Why should it still amaze me that new life pierces through the cold wet ground with annual surety?

It is tempting to think, when pools of water form on the saturated beds and borders that nothing can withstand it, rotting instead where it is buried.

But among the sodden debris of last year's plant material, dead stems and twigs, here are verdant shoots which appear strong and determined as if to say, we are the new order of things. The baton has been passed.

Procrastination has been a common theme in my garden over the last few weeks, but with the change in light, I know that dormancy has come to an end, for me at least.

I want to assist the new growth by throwing off the old, weeding out unwanted competition, clearing the deadwood.

There is part of me that worries about a frost or snow shower, which is still quite possible, exposing tenders to the elements.

So I'll start cautiously, heading for the shrubs and hardiest specimens first.

Because once that work is done, I can get on with feeding the beds with a thick layer of manure that my neighbour dumps over the hedge.
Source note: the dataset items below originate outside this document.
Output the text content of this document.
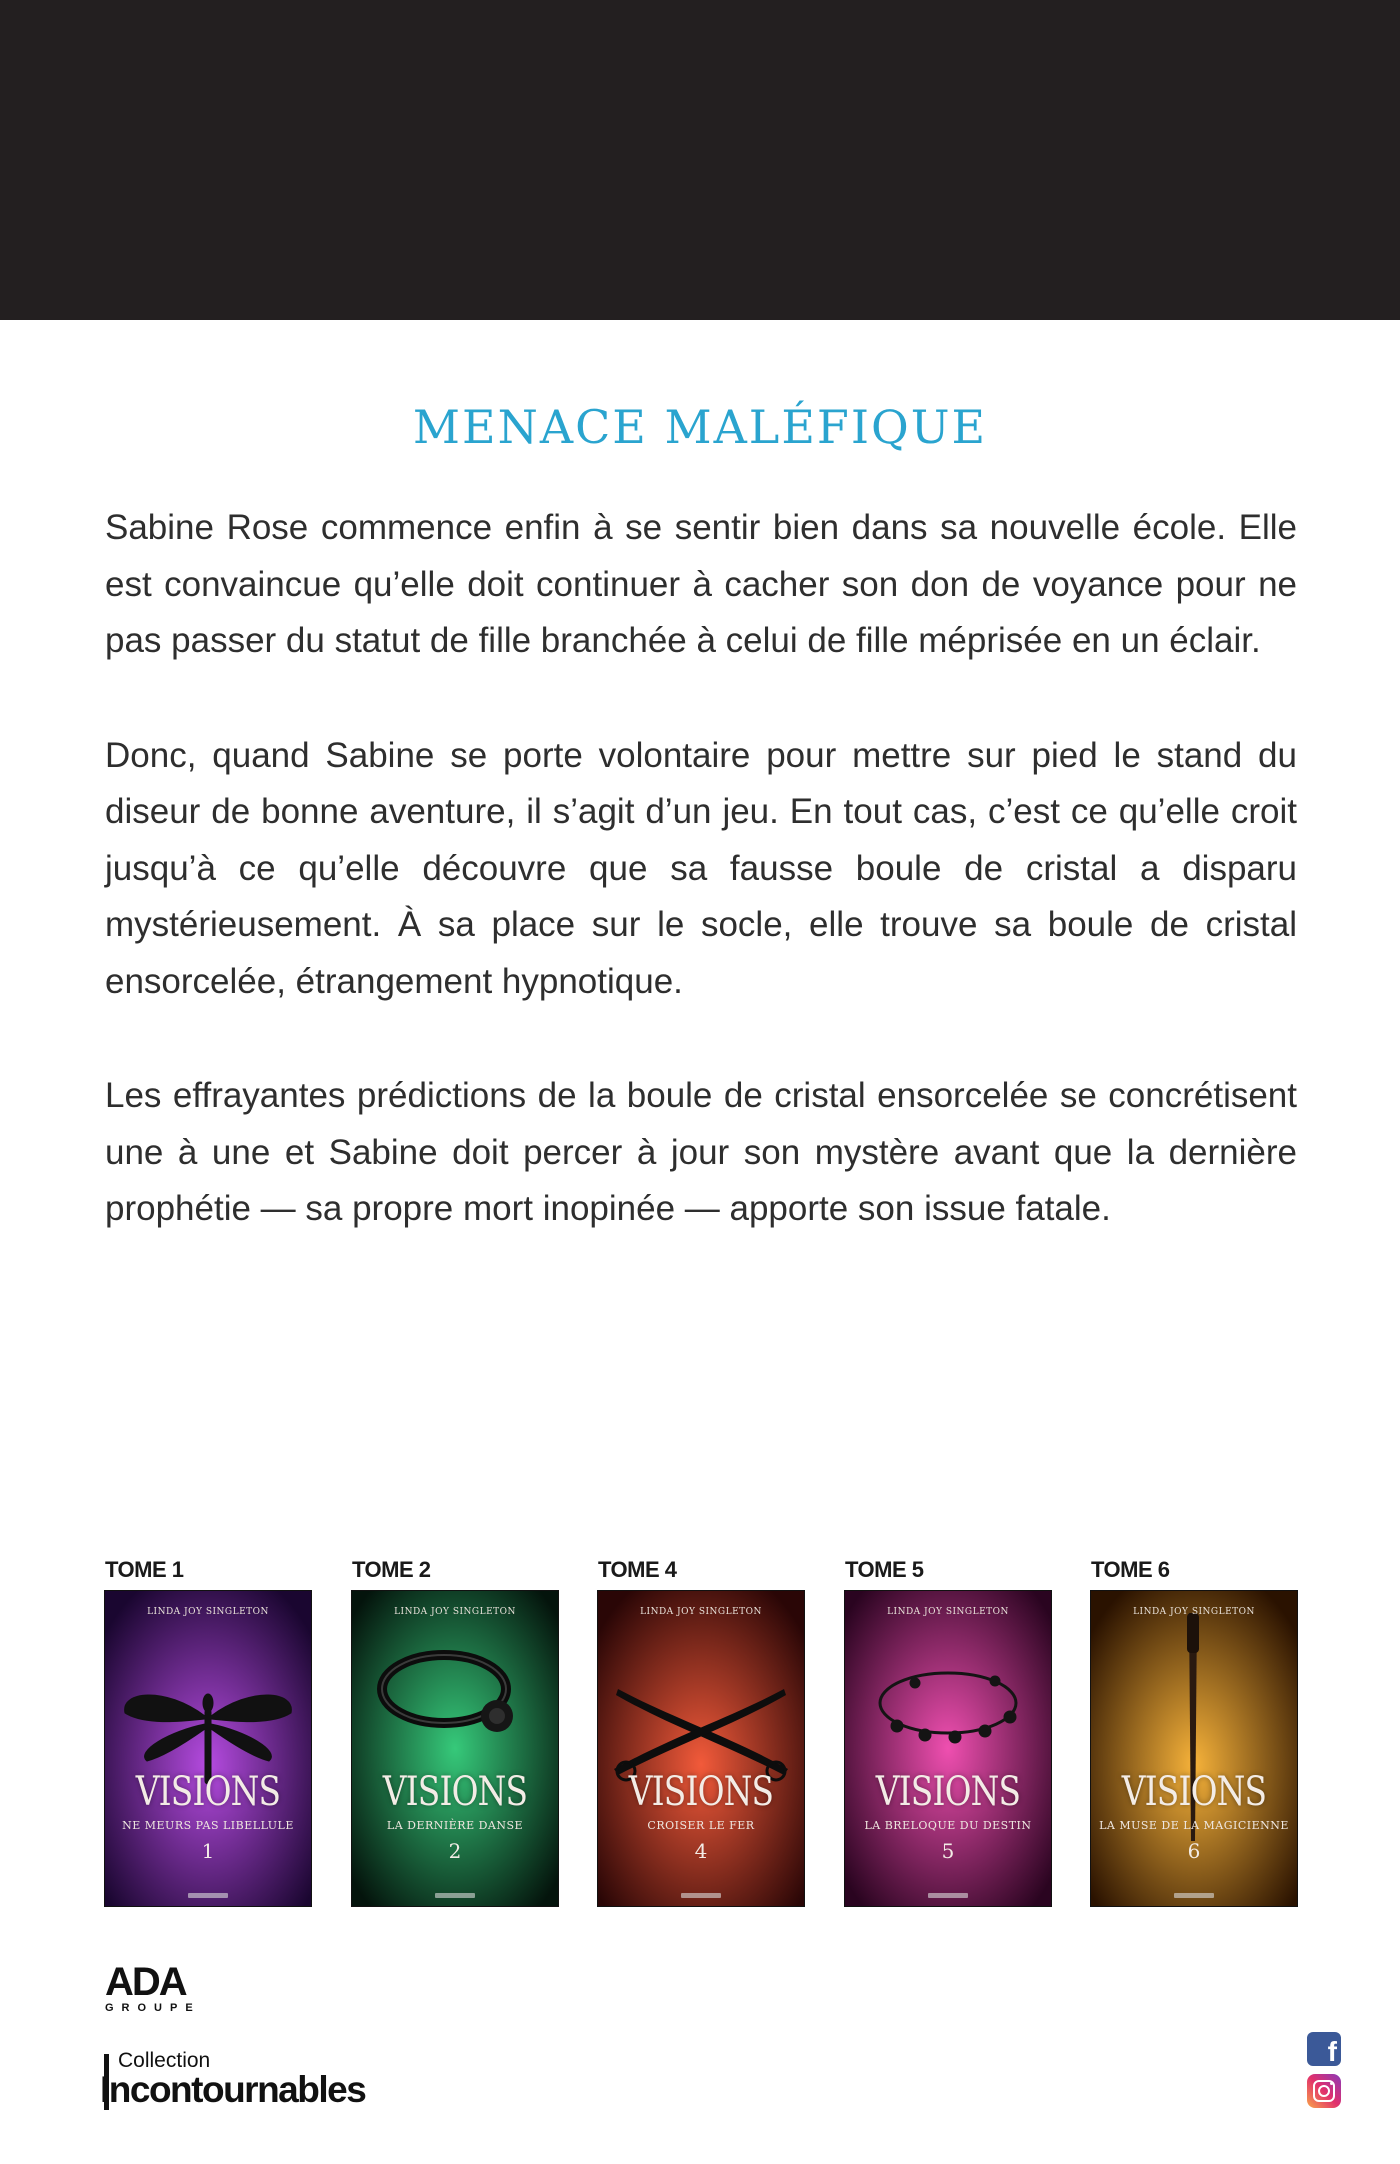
MENACE MALÉFIQUE

Sabine Rose commence enfin à se sentir bien dans sa nouvelle école. Elle est convaincue qu’elle doit continuer à cacher son don de voyance pour ne pas passer du statut de fille branchée à celui de fille méprisée en un éclair.

Donc, quand Sabine se porte volontaire pour mettre sur pied le stand du diseur de bonne aventure, il s’agit d’un jeu. En tout cas, c’est ce qu’elle croit jusqu’à ce qu’elle découvre que sa fausse boule de cristal a disparu mystérieusement. À sa place sur le socle, elle trouve sa boule de cristal ensorcelée, étrangement hypnotique.

Les effrayantes prédictions de la boule de cristal ensorcelée se concrétisent une à une et Sabine doit percer à jour son mystère avant que la dernière prophétie — sa propre mort inopinée — apporte son issue fatale.

TOME 1
LINDA JOY SINGLETON
VISIONS
NE MEURS PAS LIBELLULE
1
TOME 2
LINDA JOY SINGLETON
VISIONS
LA DERNIÈRE DANSE
2
TOME 4
LINDA JOY SINGLETON
VISIONS
CROISER LE FER
4
TOME 5
LINDA JOY SINGLETON
VISIONS
LA BRELOQUE DU DESTIN
5
TOME 6
LINDA JOY SINGLETON
VISIONS
LA MUSE DE LA MAGICIENNE
6
ADA
GROUPE
Collection
Incontournables
f
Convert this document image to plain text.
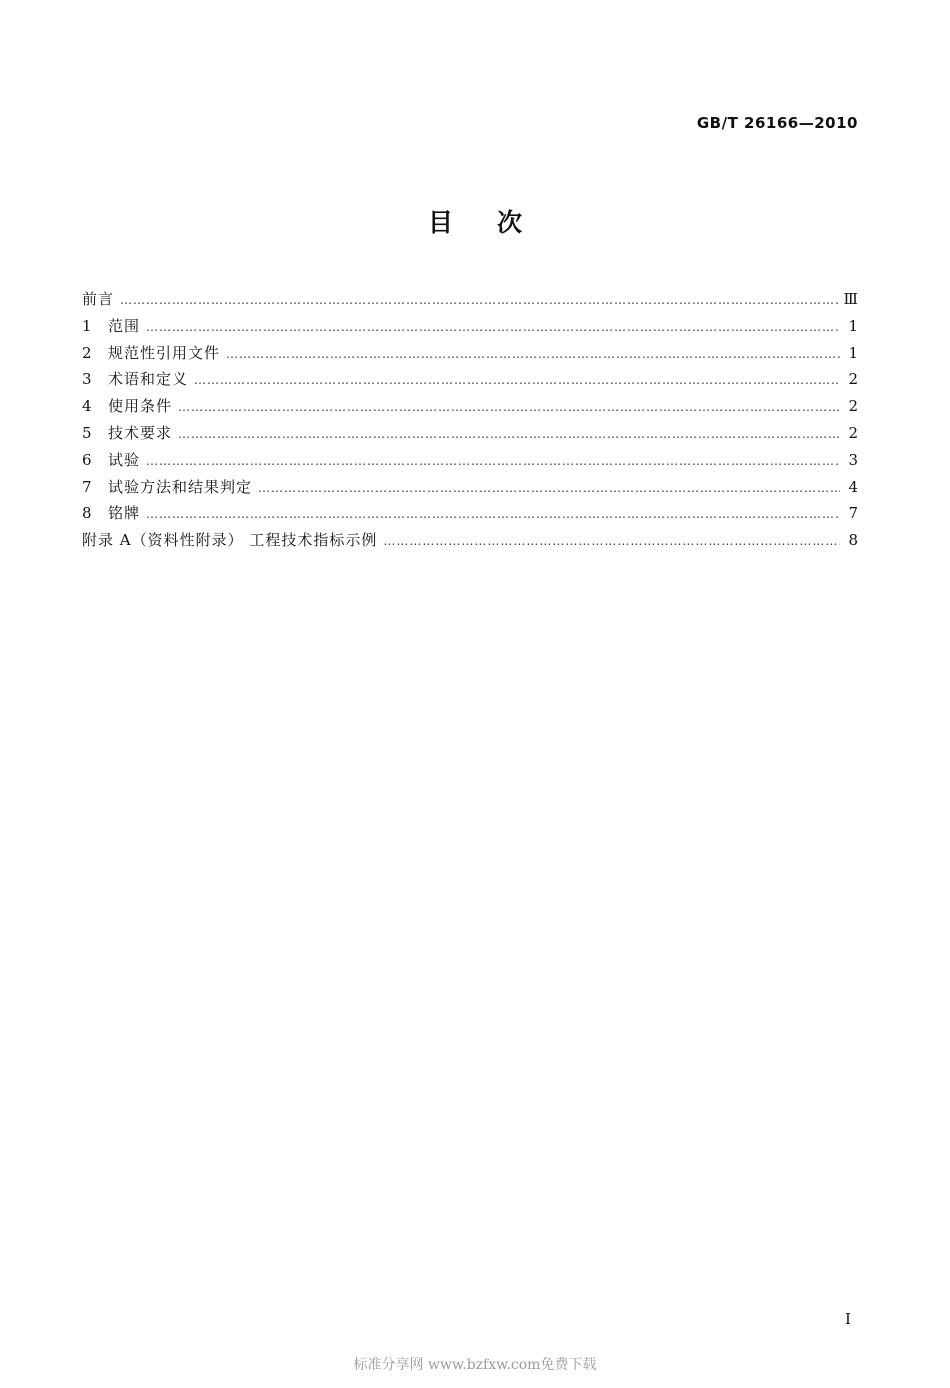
GB/T 26166—2010
目 次
前言 ………………………………………………………………………………………………………………………………………………………………………	Ⅲ
1	范围 ………………………………………………………………………………………………………………………………………………………………………	1
2	规范性引用文件 ………………………………………………………………………………………………………………………………………………………………………	1
3	术语和定义 ………………………………………………………………………………………………………………………………………………………………………	2
4	使用条件 ………………………………………………………………………………………………………………………………………………………………………	2
5	技术要求 ………………………………………………………………………………………………………………………………………………………………………	2
6	试验 ………………………………………………………………………………………………………………………………………………………………………	3
7	试验方法和结果判定 ………………………………………………………………………………………………………………………………………………………………………	4
8	铭牌 ………………………………………………………………………………………………………………………………………………………………………	7
附录 A（资料性附录） 工程技术指标示例 ………………………………………………………………………………………………………………………………………………………………………	8
I
标准分享网 www.bzfxw.com免费下载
It is well rotted, and while some clover seeds remain, they can be decapitated easily when after germination they begin to tarnish the surface.

It is a necessary downside to an otherwise worthwhile affair.

Last year's batch was alive with brandling worms which will do so much good by burying air gaps in the soil and creating loamy wormcasts.

They will take the nutrients deep to feed the roots that have made the earth their home.